Today has been a good day. Last week I started getting more tired again and having racing thoughts and needing yet more time at home alone and more sleep etc. (it’s all relative….some versus more). But it was frustrating, as things will be. So at my doctor’s appointment on Tuesday, he upped my dose of Respirdall, and it seemed to help almost immediately. I still can’t go just anywhere I want to whenever I want to (it’s a l.o.n.g way from that), but the blessing was that it’s better again.
So I rested yesterday (Saturday) and last night, in the hopes of making church today. And I did! I woke up around 8:30am. And I was fine. No nightmares, hardly any racing thoughts. And it was a really good day.
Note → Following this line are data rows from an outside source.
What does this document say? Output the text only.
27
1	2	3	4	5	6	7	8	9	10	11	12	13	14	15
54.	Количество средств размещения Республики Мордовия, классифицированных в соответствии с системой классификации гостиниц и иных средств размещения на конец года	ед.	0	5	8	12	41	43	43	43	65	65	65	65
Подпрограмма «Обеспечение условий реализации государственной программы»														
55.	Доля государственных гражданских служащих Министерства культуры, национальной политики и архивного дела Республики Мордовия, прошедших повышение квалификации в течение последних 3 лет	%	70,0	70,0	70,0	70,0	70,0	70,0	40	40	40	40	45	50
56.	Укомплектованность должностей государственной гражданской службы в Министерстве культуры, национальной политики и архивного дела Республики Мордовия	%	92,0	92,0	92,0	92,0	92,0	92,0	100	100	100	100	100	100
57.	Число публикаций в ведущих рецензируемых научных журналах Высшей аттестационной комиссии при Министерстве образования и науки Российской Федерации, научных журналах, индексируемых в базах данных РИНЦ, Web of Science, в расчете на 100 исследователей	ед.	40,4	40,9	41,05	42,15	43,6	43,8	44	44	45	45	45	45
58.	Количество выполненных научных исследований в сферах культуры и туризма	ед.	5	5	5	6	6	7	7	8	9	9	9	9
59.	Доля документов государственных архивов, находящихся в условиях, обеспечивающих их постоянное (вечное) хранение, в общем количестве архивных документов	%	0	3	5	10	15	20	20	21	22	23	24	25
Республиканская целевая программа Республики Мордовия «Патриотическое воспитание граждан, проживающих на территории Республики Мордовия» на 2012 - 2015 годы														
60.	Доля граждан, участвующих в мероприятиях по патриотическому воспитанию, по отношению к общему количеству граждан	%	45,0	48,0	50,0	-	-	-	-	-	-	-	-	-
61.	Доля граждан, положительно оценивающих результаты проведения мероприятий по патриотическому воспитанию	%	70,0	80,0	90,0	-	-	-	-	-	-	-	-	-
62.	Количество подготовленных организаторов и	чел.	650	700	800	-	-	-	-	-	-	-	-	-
For years I have avoided, whenever possible, sharing a hymn book with someone at church and holding it with them (me with one hand, them with one of their hands, for those not familiar) because my hands shake and I’m pretty sure it’s more inconvenient for them to try to read it with my hand shaking, thus shaking the whole book. If my hand is shaking enough, I’ll just hand it to them. Anywhere in between and I feel awkward.
Today in Relief Society (women’s meeting) the woman next to me offered (as usual) to hold one side of the book, and….my hand wasn’t shaking! First time in years! Maybe this Respirdall is helping more than I realized. My hands were shaking this morning while I was doing dishes, but that they can “settle down” is giving me hope.